Kyle Swanson, Wesley Wu, Nash L. Bulaong, J. Pak, James Y. Zou
Department of Computer Science, Stanford University, Chan Zuckerberg Biohub-San Francisco
bioRxiv (2024)
Agent Reasoning Benchmark

📝 Paper Summary

Multi-agent scientific discovery Protein design / Nanobody engineering
The Virtual Lab is an AI system where a team of specialized LLM agents collaboratively designs, implements, and executes a computational pipeline to create effective new nanobodies for COVID-19.
Core Problem
Interdisciplinary research requires coordinating diverse experts (e.g., virologists, ML engineers), which is resource-intensive and slow, hindering rapid responses to evolving threats like SARS-CoV-2 variants.
Why it matters:
  • Rapidly evolving viruses develop resistance to existing therapies, creating an urgent need for fast, automated design of binders for new variants like KP.3
  • Most scientists lack immediate access to large, diverse teams of experts, limiting the complexity of research they can undertake alone
  • Current LLM tools (e.g., ChemCrow) handle narrow tasks but struggle with open-ended, multi-step research design requiring high-level reasoning across fields
Concrete Example: A human biologist wants to design nanobodies for a new variant but doesn't know how to code the latest ML models (like ESM or AlphaFold).

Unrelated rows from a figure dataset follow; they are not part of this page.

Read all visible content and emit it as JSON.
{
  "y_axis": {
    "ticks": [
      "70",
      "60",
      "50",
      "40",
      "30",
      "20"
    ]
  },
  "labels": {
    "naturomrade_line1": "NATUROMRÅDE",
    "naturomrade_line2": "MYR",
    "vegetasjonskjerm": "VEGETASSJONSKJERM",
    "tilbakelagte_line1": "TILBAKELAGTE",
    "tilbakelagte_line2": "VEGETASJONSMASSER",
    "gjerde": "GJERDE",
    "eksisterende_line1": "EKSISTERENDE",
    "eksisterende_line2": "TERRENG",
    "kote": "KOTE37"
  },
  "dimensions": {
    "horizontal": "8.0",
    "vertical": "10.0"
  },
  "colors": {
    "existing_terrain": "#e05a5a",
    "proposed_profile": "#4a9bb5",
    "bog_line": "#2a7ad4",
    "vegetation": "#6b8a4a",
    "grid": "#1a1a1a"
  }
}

Currently, they must hire a computational specialist or learn it themselves. The Virtual Lab automatically spawns a 'Computational Biologist' agent to write the code and an 'Immunologist' agent to guide the biological strategy.
Key Novelty
Virtual Lab: Collaborative AI-Human Research Framework
  • Simulates a research group where a Principal Investigator (PI) agent spawns specialized scientist agents (e.g., Immunologist, ML Specialist) based on the project description
  • Agents hold structured meetings (Team vs. Individual) to debate agendas, write code, and critique each other's work under human supervision
  • Integrates high-level reasoning (LLMs) with specialized computational tools (AlphaFold, Rosetta) to perform end-to-end research from ideation to execution
Evaluation Highlights
  • 92 AI-designed nanobodies were experimentally synthesized; 90% expressed soluble protein, showing the designs were biologically viable
  • Two novel nanobodies showed improved binding to the recent JN.1 or KP.3 variants while retaining binding to the ancestral strain, validating the design pipeline
  • Human intervention was minimal: The human researcher wrote only ~1.3% of the text (1,596 words) while AI agents generated 98.7% (122,462 words) including all code
Breakthrough Assessment
9/10
Demonstrates a complete loop from high-level AI research planning to wet-lab experimental validation with successful hits. Moves beyond 'LLMs writing code' to 'LLMs conducting science'.